# Мобильная связь > Мобильная связь >  Можно ли использовать обычные ключи от доктора Веба на Symbian?

## Napalm10333

Ребята вопрос такой.Можно ключи от обычного Dr.Weba ставить на Symbian В инете юзал ничего нет.Помогите(((

----------


## rtsdom

> Ребята вопрос такой.Можно ключи от обычного Dr.Weba ставить на Symbian В инете юзал ничего нет.Помогите(((


Да.
В параметрах Applications ключевого файла должен быть указан "DrWebWinMobile" (т.е. должно поддерживаться лицензией)

----------


## tyapikm

Здравствуйте!!! Помогите пожалуйста найти ключ или кряк к Kaspersky Mobile Security 9.0. Смотрел в инете - ничего бесплатного не нашол!!! :-(

----------


## Dezire

А к вебу подходят обычные ключи?

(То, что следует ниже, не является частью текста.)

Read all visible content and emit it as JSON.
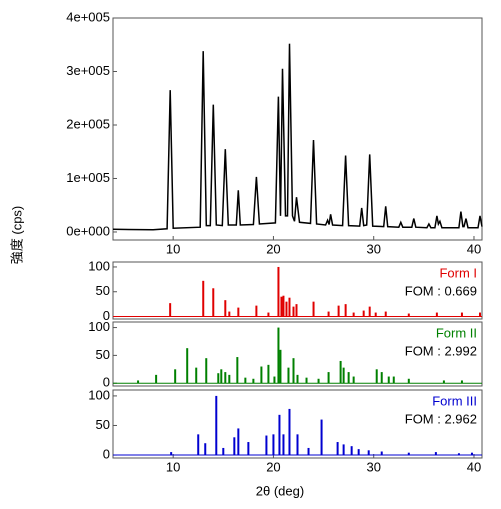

Надо будет тогда его поставить на телефон. Бесплатно распространяется?

----------


## AHTOXA1

А от Windows 7 на XP подойдёт?




> Можно ключи от обычного Dr.Weba ставить на Symbian


Конечно нельзя.

----------


## сантехник

> А от Windows 7 на XP подойдёт?


Смеешься :) ? Конечно подойдет.

----------